Washington Times senior opinion editor Emily Miller mischaracterized President Obama's remarks at a September 22 memorial for victims of the Washington Navy Yard mass shooting to claim that the president “outright trashed our nation” during his speech.
In a September 25 opinion piece, Miller claimed that Obama used his speech to “drive support to restrict Second Amendment rights” and falsely stated that the president “said that the United States is not as good as other developed nations because of our crime rates.”
Just as he did at the prayer vigil two days after the horrific Newtown, Conn., school shootings last December, the president used the memorial service for the victims of the Washington Navy Yard tragedy to drive support to restrict Second Amendment rights.
Mr. Obama railed about politics for more than half of his remarks at the Sunday service for the 12 innocent people killed last week. He said the mass shooting by an apparently psychotic schizophrenic who claimed to hear alien voices should “obsess us” and “lead to some sort of transformation.”
Mr. Obama has never believed in American exceptionalism, but he outright trashed our nation. He said that the United States is not as good as other developed nations because of our crime rates. He claimed that after the total bans on firearms in the United Kingdom and Australia, “mass shootings became a great rarity.”

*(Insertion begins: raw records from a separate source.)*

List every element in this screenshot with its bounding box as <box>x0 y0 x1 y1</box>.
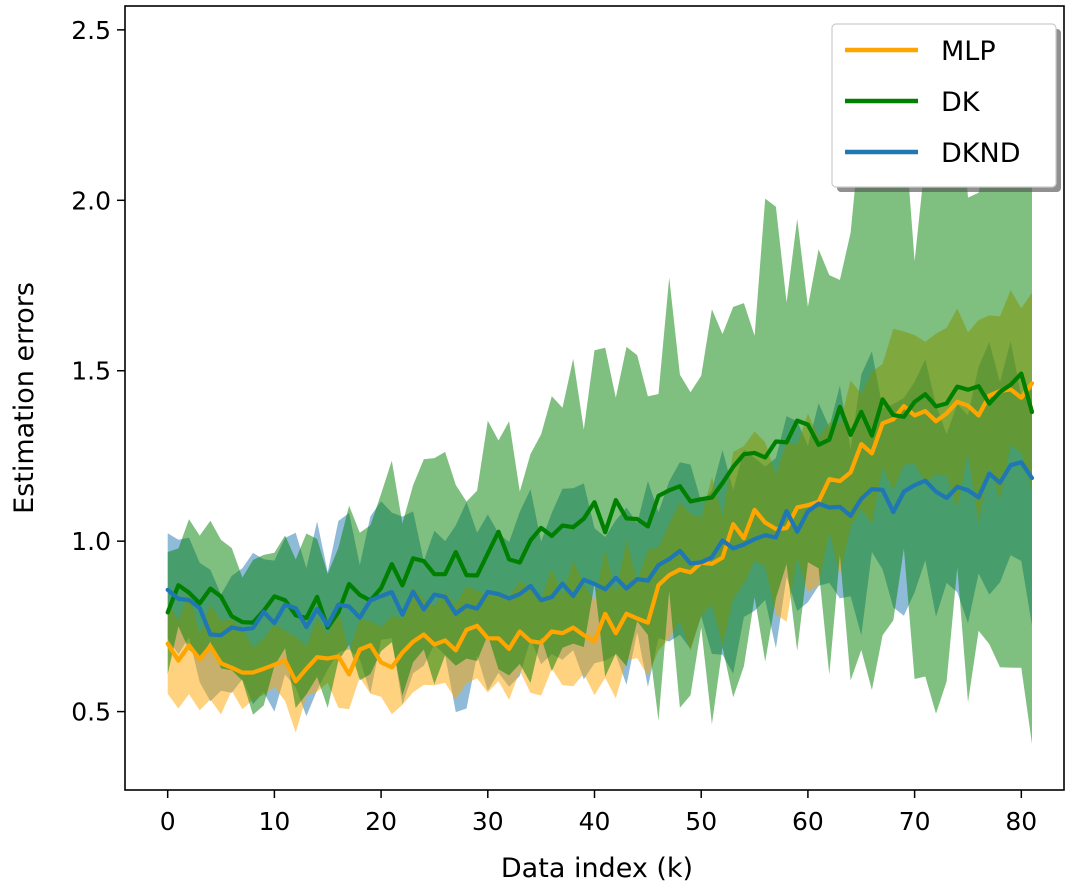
legend-label-mlp: MLP <box>941 36 996 67</box>
x-tick-label: 50 <box>685 807 717 836</box>
y-tick-label: 0.5 <box>71 698 111 727</box>
line-dk <box>165 371 1035 630</box>
x-tick-label: 40 <box>579 807 611 836</box>
x-tick-label: 60 <box>792 807 824 836</box>
y-tick-label: 2.5 <box>71 16 111 45</box>
y-axis-label: Estimation errors <box>9 282 40 514</box>
x-tick-label: 0 <box>160 807 176 836</box>
y-tick-label: 1.5 <box>71 357 111 386</box>
y-tick-label: 1.0 <box>71 527 111 556</box>
x-tick-label: 70 <box>899 807 931 836</box>
x-tick-label: 80 <box>1005 807 1037 836</box>
line-mlp <box>165 381 1035 684</box>
line-dknd <box>165 460 1035 638</box>
legend: MLP DK DKND <box>831 23 1061 192</box>
legend-label-dk: DK <box>941 87 981 118</box>
confidence-bands <box>167 63 1032 744</box>
series-lines <box>165 371 1035 684</box>
x-tick-label: 10 <box>258 807 290 836</box>
legend-box <box>831 23 1057 188</box>
y-axis-ticks: 0.5 1.0 1.5 2.0 2.5 <box>71 16 125 727</box>
x-tick-label: 30 <box>472 807 504 836</box>
band-dk <box>167 63 1032 744</box>
legend-label-dknd: DKND <box>941 138 1020 169</box>
y-tick-label: 2.0 <box>71 186 111 215</box>
x-axis-label: Data index (k) <box>501 853 693 884</box>
x-axis-ticks: 0 10 20 30 40 50 60 70 80 <box>160 790 1037 836</box>
x-tick-label: 20 <box>365 807 397 836</box>
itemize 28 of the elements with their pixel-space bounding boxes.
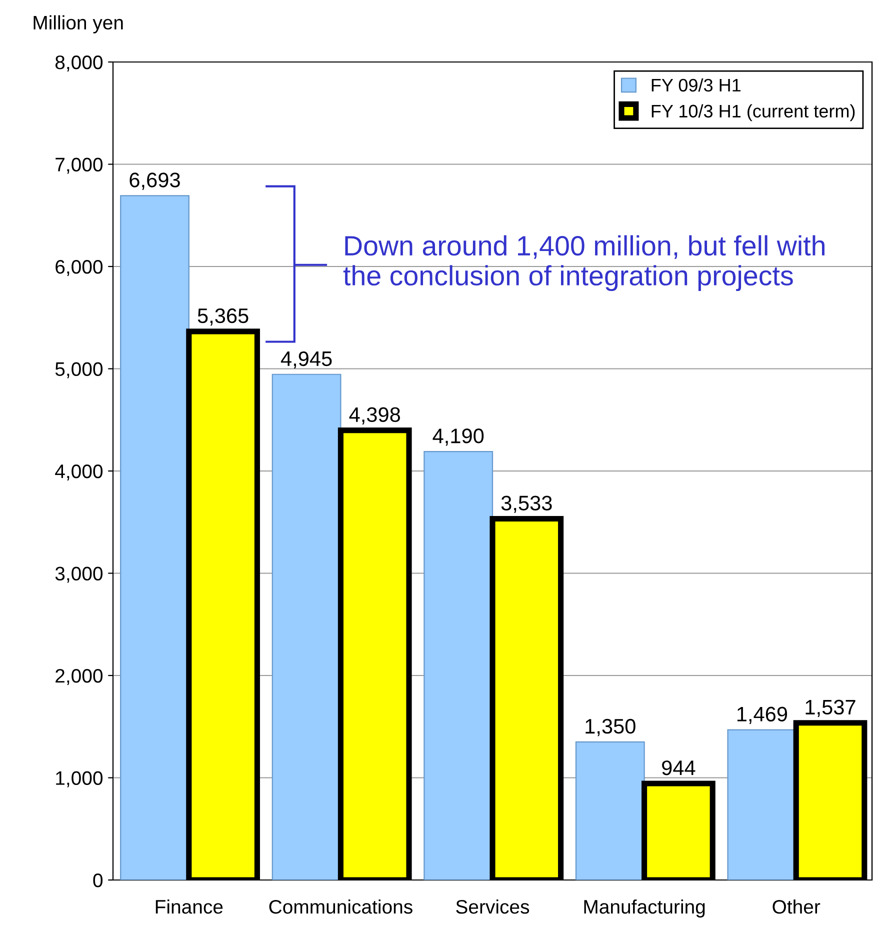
x-tick-label: Communications (269, 899, 412, 914)
y-tick-label: 6,000 (56, 260, 103, 276)
y-tick-label: 2,000 (56, 668, 103, 686)
legend-label: FY 09/3 H1 (652, 78, 741, 92)
y-tick-label: 0 (93, 873, 103, 888)
text: 4,398 (349, 407, 400, 424)
y-tick-label: 4,000 (55, 464, 103, 481)
text: 1,350 (586, 718, 636, 736)
x-tick-label: Manufacturing (584, 899, 705, 918)
text: 4,945 (280, 351, 332, 369)
x-tick-label: Services (456, 899, 530, 914)
text: 5,365 (198, 308, 248, 326)
y-tick-label: 8,000 (55, 55, 103, 72)
text: 1,537 (806, 700, 856, 718)
text: 4,190 (432, 428, 484, 446)
x-tick-label: Other (772, 899, 820, 914)
y-tick-label: 5,000 (55, 362, 103, 378)
text: 3,533 (501, 496, 552, 513)
legend-label: FY 10/3 H1 (current term) (652, 104, 855, 122)
text: 944 (662, 760, 696, 776)
y-axis-title: Million yen (34, 15, 123, 34)
y-tick-label: 1,000 (56, 771, 103, 788)
x-tick-label: Finance (156, 899, 223, 914)
text: 6,693 (130, 172, 180, 190)
text: 1,469 (737, 706, 788, 724)
y-tick-label: 7,000 (56, 158, 103, 174)
y-tick-label: 3,000 (55, 566, 103, 583)
annotation: Down around 1,400 million, but fell with the conclusion of integration projects (343, 235, 824, 292)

As his remarks demonstrate, Obama didn't trash America. In fact, he said that the 12 victims who lost their lives in the rampage did “the unheralded work that keeps our country strong.” While Obama referenced the fact that the United Kingdom and Australia took legislative action after mass shootings, he did not say that the United States was “not as good” as those countries:
OBAMA: So these families have endured a shattering tragedy. It ought to be a shock to us all as a nation and as a people. It ought to obsess us. It ought to lead to some sort of transformation. That's what happened in other countries when they experienced similar tragedies. In the United Kingdom, in Australia, when just a single mass shooting occurred in those countries, they understood that there was nothing ordinary about this kind of carnage. They endured great heartbreak, but they also mobilized and they changed, and mass shootings became a great rarity.
[...]
No other advanced nation endures this kind of violence -- none. Here in America, the murder rate is three times what it is in other developed nations. The murder rate with guns is ten times what it is in other developed nations. And there is nothing inevitable about it. It comes about because of decisions we make or fail to make. And it falls upon us to make it different.
Miller's claims about Australia and the United Kingdom are also incorrect. After mass shootings in those countries, “total bans on firearms” were not enacted. Instead, both nations placed restrictions on semi-automatic rifles and handguns. Since Australia's gun laws were enacted in 1996, there have been no mass shootings in that country. The gun homicide rates in Australia and the United Kingdom are astronomically lower than the rate in the United States:
While Obama did not endorse the regulations put into place by Australia and the United Kingdom in his speech, he did praise those countries for examining their gun policies in the wake of a tragedy. The president did not mention specific measures in his memorial speech, but since the Navy Yard shooting he has again advocated for improving the background check system for gun purchases.
Miller also downplayed the danger of mass shootings in America, claiming that Obama's discussions of these “rare” shootings are “scare tactics” to attack the Second Amendment. She then advanced the false claim that "[t]hese events have neither increased nor decreased in the past 30 years." In fact, recent research by criminology professor Pete Blair has found that the number of shootings where mass murder is the primary motive is on the rise:
A comprehensive analysis by Mayors Against Illegal Guns that used the FBI's definition of a mass shooting -- where at least four people are killed with a gun -- found that 56 such incidents occurred between January 2009 and January 2013. Furthermore, half of the deadliest mass shootings in United States history -- where 12 or more people were killed -- occurred during the last six years:
[The Maddow Blog, accessed 9/25/13]
Miller has used the Navy Yard mass shooting to attack Obama and even to sell her book. The day after the shooting, Miller authored a Washington Times column that distorted Obama's immediate reaction to the tragedy. Miller suggested that by referring to “yet another mass shooting” and “so many of these shootings,” Obama exaggerated the incidence of mass shootings for the purpose of "[s]caring the American public" into supporting restrictions on firearms. In that same September 16 opinion piece, Miller promoted her new book and link to its Amazon.com purchase page.